As a promotional tool, Sony is also choosing 25 “VIP” members. They’ll each receive “a Sony Reader device and cover with light” and the first four ebook selections. Sony will also fly them to Los Angeles in February for “an in-person book club and meet-and-greet” with Michael Connelly, whose The Black Box (published by Hachette’s Little, Brown) is February 2013’s selection. The VIPs must have a strong social media presence and be available for book club chats.
In addition to The Black Box, the selections for the book club are Laini Taylor’s Daughter of Smoke and Bone (Hachette/Little, Brown) Barbara Kingsolver’s Flight Behavior (HarperCollins) and Molly Ringwald’s When It Happens to You (HarperCollins).

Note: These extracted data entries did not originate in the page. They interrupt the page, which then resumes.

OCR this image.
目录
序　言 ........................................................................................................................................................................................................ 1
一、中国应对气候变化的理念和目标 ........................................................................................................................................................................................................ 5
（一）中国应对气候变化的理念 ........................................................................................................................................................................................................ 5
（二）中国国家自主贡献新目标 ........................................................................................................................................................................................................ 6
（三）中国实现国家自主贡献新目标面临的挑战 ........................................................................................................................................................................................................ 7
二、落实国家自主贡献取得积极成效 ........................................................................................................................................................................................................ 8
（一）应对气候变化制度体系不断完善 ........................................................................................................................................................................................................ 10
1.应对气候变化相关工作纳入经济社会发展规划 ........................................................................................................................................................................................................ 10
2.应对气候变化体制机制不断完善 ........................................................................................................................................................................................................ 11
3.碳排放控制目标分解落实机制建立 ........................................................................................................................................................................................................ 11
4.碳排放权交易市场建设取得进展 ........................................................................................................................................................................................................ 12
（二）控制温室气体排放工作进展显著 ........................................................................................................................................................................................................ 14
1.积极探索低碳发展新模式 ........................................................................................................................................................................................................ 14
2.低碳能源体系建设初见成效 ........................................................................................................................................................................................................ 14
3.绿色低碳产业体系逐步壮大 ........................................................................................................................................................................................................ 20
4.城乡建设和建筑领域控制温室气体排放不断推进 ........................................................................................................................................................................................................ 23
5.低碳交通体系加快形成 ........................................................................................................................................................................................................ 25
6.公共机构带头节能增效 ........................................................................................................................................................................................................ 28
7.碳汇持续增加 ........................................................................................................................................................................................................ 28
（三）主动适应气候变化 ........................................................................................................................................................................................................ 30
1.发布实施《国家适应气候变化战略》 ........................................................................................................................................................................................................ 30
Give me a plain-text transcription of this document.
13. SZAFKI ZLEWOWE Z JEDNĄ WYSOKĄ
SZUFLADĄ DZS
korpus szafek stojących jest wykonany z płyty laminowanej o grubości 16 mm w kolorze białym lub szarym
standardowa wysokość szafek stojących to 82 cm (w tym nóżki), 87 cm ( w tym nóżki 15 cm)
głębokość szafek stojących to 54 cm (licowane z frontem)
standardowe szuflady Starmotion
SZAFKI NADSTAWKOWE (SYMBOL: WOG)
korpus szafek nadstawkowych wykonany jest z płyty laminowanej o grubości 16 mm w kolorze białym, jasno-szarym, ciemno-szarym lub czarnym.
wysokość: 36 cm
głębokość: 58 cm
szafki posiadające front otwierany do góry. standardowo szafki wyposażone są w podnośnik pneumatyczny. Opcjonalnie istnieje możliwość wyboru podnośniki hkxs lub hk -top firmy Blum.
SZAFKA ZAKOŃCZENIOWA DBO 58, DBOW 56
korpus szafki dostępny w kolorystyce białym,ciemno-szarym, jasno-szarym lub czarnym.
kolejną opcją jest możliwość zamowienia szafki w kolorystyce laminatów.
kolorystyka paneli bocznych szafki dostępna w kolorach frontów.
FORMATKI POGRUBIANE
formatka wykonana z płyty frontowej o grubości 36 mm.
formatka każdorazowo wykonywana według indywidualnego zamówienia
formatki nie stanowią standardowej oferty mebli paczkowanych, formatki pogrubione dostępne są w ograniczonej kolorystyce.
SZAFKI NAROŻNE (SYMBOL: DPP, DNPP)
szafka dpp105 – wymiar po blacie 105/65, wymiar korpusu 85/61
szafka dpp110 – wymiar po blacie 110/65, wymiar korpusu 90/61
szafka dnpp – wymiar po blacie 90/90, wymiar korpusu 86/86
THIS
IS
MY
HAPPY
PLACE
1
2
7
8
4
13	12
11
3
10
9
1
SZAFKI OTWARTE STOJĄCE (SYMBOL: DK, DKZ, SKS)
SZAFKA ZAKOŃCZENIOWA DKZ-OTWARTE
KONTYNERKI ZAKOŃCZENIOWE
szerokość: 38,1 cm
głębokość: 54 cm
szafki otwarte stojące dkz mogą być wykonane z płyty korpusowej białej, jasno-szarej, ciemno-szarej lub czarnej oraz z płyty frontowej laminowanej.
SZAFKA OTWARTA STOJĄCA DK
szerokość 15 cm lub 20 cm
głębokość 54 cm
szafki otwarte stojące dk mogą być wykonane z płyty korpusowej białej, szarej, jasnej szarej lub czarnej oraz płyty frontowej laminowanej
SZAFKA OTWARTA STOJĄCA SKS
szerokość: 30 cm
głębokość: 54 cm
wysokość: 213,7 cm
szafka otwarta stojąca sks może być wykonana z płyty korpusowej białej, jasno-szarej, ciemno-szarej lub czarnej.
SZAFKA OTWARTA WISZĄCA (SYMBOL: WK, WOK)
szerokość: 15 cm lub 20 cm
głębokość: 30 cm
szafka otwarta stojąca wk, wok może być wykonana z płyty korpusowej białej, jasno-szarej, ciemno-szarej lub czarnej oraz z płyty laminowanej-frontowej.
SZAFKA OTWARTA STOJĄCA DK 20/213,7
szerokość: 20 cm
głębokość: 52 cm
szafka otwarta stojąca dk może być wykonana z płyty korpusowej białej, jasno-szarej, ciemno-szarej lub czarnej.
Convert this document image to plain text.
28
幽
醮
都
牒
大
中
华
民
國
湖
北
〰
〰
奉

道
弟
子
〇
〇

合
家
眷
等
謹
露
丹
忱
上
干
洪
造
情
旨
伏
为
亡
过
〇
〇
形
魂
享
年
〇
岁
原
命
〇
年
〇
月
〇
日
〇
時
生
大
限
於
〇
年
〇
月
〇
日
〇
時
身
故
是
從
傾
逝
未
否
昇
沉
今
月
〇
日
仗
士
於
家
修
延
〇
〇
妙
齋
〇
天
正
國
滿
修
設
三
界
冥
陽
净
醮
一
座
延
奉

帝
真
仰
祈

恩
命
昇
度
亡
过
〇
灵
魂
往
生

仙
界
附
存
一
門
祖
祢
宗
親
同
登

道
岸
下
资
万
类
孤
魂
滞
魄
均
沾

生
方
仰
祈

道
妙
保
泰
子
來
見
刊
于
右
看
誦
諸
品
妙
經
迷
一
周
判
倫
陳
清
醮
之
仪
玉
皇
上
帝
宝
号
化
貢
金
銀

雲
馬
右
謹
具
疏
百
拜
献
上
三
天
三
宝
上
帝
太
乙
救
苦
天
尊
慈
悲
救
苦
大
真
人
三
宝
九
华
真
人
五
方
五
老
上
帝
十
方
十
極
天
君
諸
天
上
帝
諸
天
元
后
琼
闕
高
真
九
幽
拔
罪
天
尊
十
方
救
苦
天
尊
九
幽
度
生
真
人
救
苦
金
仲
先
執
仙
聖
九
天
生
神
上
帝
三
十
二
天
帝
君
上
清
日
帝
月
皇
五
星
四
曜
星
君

Sony has fallen far behind other e-reader companies in the U.S. and hasn’t been able to keep up. It released a new e-reader, the $129 PRS-T2, in July — but nobody is likely to buy it when Amazon (s AMZN) and Barnes & Noble (s BKS) both introduced front-lit touchscreen models that cost less. The virtual book club might draw in a few readers, but it is unclear why it would convince them to switch to a Sony device, unless they happen to be chosen to receive one for free.
Other retailers have also tested virtual book clubs, with various levels of organization and features. Barnes & Noble has a section for them on its website. Last year, Kobo tested what it called a “book club” giving away one free ebook a month to new device owners, but it was more of a special offer than a discussion feature.